Wednesday, February 4, 2015

Jesse Halsey in Russia

"Among other duties in Mourmansk, I had the loading of a big British transport for Archangel (a base in the intervention program). This time huts were to be ready, and Red Cross, before the soldiers got there. In June, when the ice had broken up in the White Sea, we started. A nondescript British crew, two other Americans, a Belgian Consul and his wife. As we entered the straits (still packed with floe ice) we came upon a Russian vessel that had been caught and was low on provisions. We came alongside her, swinging in our lifeboats so we could get nearer, gave her some foot and went on. A wireless came, soon after, ordering us to a Russian village inside the straits where the inhabitants were starving—we were to leave them some food. As we had been poking through the ice our ship had begun to leak a little, nothing serious, but we were taking turns at the pump on the forward deck—more to kill the time than for anything else. I was at the pump counting on toward a hundred when of a sudden the ship struck a rock and keeled over throwing me overboard to the ice. I scrambled back and looked to the bridge for orders. The crew mutinied, disregarding the captain and the passengers, got a boat swung over side and made off.
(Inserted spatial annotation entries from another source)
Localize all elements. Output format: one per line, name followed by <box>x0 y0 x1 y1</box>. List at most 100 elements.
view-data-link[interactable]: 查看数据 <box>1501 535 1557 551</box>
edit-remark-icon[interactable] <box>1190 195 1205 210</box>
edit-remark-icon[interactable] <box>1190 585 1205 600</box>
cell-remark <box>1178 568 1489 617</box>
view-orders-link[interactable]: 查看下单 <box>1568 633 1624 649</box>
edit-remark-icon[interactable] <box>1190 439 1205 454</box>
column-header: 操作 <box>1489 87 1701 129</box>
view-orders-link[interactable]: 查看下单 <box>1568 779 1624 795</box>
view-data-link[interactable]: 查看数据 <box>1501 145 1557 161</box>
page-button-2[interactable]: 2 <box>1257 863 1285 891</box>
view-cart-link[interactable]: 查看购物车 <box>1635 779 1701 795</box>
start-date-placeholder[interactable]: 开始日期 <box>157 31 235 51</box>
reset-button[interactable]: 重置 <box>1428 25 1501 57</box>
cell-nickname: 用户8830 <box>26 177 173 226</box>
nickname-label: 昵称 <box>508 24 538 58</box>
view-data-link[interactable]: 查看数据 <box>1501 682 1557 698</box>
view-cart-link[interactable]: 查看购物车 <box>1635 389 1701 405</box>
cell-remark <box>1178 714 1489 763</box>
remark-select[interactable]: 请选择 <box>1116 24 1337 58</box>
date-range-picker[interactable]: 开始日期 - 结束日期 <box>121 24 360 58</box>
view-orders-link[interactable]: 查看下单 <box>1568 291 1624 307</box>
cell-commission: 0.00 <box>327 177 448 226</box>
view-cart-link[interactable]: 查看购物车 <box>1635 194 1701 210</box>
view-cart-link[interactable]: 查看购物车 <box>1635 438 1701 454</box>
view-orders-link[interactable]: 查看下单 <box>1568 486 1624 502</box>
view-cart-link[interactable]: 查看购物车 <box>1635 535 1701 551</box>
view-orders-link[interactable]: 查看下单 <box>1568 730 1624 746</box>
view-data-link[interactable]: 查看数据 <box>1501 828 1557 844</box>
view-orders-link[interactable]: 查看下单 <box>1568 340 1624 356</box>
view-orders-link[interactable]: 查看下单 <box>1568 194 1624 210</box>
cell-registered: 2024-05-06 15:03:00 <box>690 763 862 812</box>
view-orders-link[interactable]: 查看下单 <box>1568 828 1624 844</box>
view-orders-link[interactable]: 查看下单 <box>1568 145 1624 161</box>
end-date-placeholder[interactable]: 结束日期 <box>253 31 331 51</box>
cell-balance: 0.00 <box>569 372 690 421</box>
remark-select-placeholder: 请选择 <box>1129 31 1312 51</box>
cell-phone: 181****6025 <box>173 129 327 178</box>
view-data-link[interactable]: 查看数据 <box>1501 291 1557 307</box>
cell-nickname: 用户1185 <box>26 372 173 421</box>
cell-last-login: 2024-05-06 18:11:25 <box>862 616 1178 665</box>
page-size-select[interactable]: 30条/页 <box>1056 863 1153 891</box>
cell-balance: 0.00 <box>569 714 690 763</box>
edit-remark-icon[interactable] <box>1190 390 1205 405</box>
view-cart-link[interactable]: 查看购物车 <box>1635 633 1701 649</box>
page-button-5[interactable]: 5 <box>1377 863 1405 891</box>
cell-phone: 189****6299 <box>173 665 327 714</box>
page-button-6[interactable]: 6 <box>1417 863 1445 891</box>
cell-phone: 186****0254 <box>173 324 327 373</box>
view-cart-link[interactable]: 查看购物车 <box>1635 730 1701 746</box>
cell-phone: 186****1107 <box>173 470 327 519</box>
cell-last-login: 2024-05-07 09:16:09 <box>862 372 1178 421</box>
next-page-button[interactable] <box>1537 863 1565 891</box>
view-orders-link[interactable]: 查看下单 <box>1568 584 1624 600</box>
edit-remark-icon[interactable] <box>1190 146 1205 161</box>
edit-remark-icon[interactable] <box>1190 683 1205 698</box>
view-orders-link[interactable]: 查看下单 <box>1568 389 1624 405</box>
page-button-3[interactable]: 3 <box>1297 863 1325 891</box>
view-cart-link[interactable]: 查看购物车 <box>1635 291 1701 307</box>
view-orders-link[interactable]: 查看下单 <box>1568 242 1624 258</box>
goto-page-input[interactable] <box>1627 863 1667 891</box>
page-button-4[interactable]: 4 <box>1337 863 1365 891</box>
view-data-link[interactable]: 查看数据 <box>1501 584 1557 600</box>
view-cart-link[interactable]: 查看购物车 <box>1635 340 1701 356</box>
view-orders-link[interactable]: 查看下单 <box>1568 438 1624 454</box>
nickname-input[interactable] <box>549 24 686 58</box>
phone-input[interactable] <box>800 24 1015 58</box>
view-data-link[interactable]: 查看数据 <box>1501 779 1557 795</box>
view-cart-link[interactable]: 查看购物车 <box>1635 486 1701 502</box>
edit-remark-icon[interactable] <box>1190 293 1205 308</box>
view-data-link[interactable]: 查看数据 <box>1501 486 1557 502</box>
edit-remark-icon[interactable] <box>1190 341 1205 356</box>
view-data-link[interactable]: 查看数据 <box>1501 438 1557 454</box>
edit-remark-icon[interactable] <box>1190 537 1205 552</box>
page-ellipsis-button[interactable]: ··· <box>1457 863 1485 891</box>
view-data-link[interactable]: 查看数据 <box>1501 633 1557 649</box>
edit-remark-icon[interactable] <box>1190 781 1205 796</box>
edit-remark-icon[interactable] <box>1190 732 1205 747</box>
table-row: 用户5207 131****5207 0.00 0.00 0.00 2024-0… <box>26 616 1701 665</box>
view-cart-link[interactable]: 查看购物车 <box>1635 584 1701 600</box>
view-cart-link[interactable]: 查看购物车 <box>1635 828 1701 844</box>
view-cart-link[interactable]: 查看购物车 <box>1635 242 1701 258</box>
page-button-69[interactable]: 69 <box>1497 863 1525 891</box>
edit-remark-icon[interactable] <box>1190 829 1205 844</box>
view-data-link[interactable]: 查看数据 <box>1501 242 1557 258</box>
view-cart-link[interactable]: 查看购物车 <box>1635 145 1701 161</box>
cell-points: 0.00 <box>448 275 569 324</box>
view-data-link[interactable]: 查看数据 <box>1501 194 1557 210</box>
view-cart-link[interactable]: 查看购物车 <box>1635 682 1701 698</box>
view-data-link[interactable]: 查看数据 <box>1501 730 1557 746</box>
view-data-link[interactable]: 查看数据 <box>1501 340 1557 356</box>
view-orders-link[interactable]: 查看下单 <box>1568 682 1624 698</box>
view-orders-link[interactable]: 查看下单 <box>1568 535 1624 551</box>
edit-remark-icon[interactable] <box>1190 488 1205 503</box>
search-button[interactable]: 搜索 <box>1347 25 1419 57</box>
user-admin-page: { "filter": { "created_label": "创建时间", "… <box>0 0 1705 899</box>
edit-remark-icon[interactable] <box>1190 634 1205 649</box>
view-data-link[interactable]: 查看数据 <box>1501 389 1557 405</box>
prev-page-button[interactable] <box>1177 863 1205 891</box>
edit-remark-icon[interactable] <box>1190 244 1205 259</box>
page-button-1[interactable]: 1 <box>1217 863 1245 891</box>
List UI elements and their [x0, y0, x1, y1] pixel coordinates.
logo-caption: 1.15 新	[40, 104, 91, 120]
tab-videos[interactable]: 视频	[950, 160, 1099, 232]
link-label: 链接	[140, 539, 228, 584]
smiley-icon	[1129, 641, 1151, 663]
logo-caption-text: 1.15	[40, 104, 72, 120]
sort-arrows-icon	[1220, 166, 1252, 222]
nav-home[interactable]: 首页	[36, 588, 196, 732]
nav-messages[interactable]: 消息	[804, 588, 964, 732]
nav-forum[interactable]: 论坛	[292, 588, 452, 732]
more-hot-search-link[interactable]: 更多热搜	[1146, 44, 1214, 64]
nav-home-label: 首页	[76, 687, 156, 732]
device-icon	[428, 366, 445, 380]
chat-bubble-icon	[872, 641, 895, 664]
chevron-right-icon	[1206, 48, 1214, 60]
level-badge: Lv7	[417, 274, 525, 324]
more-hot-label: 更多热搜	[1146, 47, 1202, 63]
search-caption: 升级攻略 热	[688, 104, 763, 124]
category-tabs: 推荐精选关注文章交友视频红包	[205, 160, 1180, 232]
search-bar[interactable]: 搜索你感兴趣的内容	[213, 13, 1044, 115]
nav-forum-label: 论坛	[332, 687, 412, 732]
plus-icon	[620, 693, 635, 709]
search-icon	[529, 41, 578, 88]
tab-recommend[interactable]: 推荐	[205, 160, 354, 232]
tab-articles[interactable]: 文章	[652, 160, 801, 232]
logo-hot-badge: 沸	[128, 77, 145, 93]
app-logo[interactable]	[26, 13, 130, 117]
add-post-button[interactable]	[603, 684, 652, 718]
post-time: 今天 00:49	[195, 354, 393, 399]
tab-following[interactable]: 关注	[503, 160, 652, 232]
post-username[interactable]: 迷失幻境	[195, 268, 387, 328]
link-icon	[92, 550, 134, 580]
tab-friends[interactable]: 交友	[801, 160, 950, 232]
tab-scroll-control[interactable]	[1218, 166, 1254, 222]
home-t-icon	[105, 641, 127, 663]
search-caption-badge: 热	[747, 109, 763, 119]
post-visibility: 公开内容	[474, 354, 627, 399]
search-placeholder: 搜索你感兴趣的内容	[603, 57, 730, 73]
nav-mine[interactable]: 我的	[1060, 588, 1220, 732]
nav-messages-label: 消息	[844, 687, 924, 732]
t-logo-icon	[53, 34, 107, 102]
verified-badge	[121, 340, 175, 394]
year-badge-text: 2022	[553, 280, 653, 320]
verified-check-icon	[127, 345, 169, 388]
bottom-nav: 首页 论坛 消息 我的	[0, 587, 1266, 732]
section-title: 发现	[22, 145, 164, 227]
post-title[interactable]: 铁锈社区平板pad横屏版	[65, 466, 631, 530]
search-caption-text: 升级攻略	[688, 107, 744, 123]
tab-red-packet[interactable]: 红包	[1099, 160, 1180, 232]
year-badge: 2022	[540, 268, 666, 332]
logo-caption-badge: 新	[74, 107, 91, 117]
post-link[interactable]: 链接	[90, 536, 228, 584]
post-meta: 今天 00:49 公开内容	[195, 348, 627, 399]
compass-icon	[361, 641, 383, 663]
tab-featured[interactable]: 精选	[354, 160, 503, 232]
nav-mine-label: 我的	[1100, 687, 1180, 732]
The ship had slipped into deeper water and was rapidly filling. The Scotch engineer and I managed to get a boat over (the boats on the starboard side had all been swung in when we provisioned the Russians some hours before). We got the others aboard and at the captain’s order pulled away while he remained on board. I thought certainly the boilers would explode, but the water gradually dampened the fires and they didn’t. We pulled off a few hundred yards and waited. The vessel stuck, apparently wedged on a reef. We went back for the captain and made for shore through the ice—some fix of six miles."